Brace yourselves, for I am about to explode a cultural myth: British people don’t actually like queuing. Yeah, you heard me.
Queues are miserable. The only reason we tolerate them, and devote what seems to be hours honouring the rules of the line, is because it’s only fair that everyone is miserable. Try to avoid the wait by pushing in, and you risk the entire fabric of democracy. It just won’t do.
Are you ready for a second myth explosion? We’re not all that polite, either. Well, we might seem polite, but that is a carefully crafted façade designed to avoid confrontation. Push to the front of a queue, and you’ll probably hear a tut at most. Behind that tut? Eyes like daggers. A mental note has been made. Your name is on a list.
If you don’t believe me, take a look at what happens on the roads.
For a decent amount of the time, British manners live up to their expectations. We might let each other out at junctions. If you give way to someone, they are expected to acknowledge this with a ‘thank you’ wave. (Not even kidding—this was mentioned in one of my driving lessons.) And you wave back to signal ‘you’re welcome’, with an air of martyred benevolence. All is well. Quaint, even.
But what happens when the ‘thank you’ wave doesn’t happen? Suddenly, the gesture, the personal sacrifice of precious minutes, hasn’t been appreciated; it has been taken for granted. You have been forced to make way by a selfish git. Hell hath no fury like a British driver bellowing ‘YOU’RE WELCOME’ to an unappreciative fellow motorist. There’s no tutting in the car. Because now we are protected by metal and glass; the windows are up; we are inaudible, and untouchable. And the façade slips away.

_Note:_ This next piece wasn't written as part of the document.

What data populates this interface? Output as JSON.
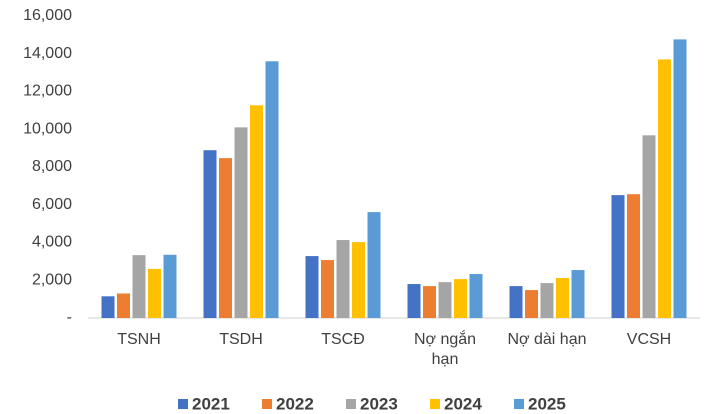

People who would never dream of being That Person Who Pushes In suddenly become self-entitled ‘AFTER ME’ drivers as soon as they get behind a wheel. They are the ones who use the emergency lane to try and dodge a traffic jam, blocking it and then preventing the emergency vehicles from getting through. They are the ones who pretend they are going right at a roundabout only to go all the way round and take the first exit, cutting in front of the line of traffic waiting in the left-hand lane. They are the ones who tailgate, risking life and limb to overtake when it’s not safe to do so, desperate to save themselves two minutes on their journey.
For everyone else, there are two choices. 1: Get out of their way. 2: Teach them a lesson. The only safe and sensible answer is 1. I know that. This isn’t a protest about man-slamming; we aren’t really in protective cages, or dodgems. But is it OK to enjoy an example of the second choice from time to time?
Behold: Mondeo Man trying to overtake for no reason, and the plucky motorist who said ‘NOT TODAY!’
(Seriously, never do this. Just let it go. Make sure your windows are up, and swear creatively and emphatically. Don’t actually stop and shout at them, because there might be some real road rage rather than just sweary frustration. Just daydream about this.)
Manners maketh man. That counts on the roads too. Being in a car isn’t like being on the island in Lord of the Flies; there’s no need for everything we know about civilisation to slip away. The rules of the road are like the rules of queues: we all know them, even if they make us miserable. Let’s be miserable together; it’s the only fair way.
What brings out your driver rage? Share and commiserate in the comments!
P.S: For the exact opposite of the Mondeo Man incident, look no further than the hilarity that ensues when multiple vehicles arrive at a mini-roundabout at the same time, and no-one knows whose right of way it is. This happened to me a few weeks ago. I’m still there. Send help.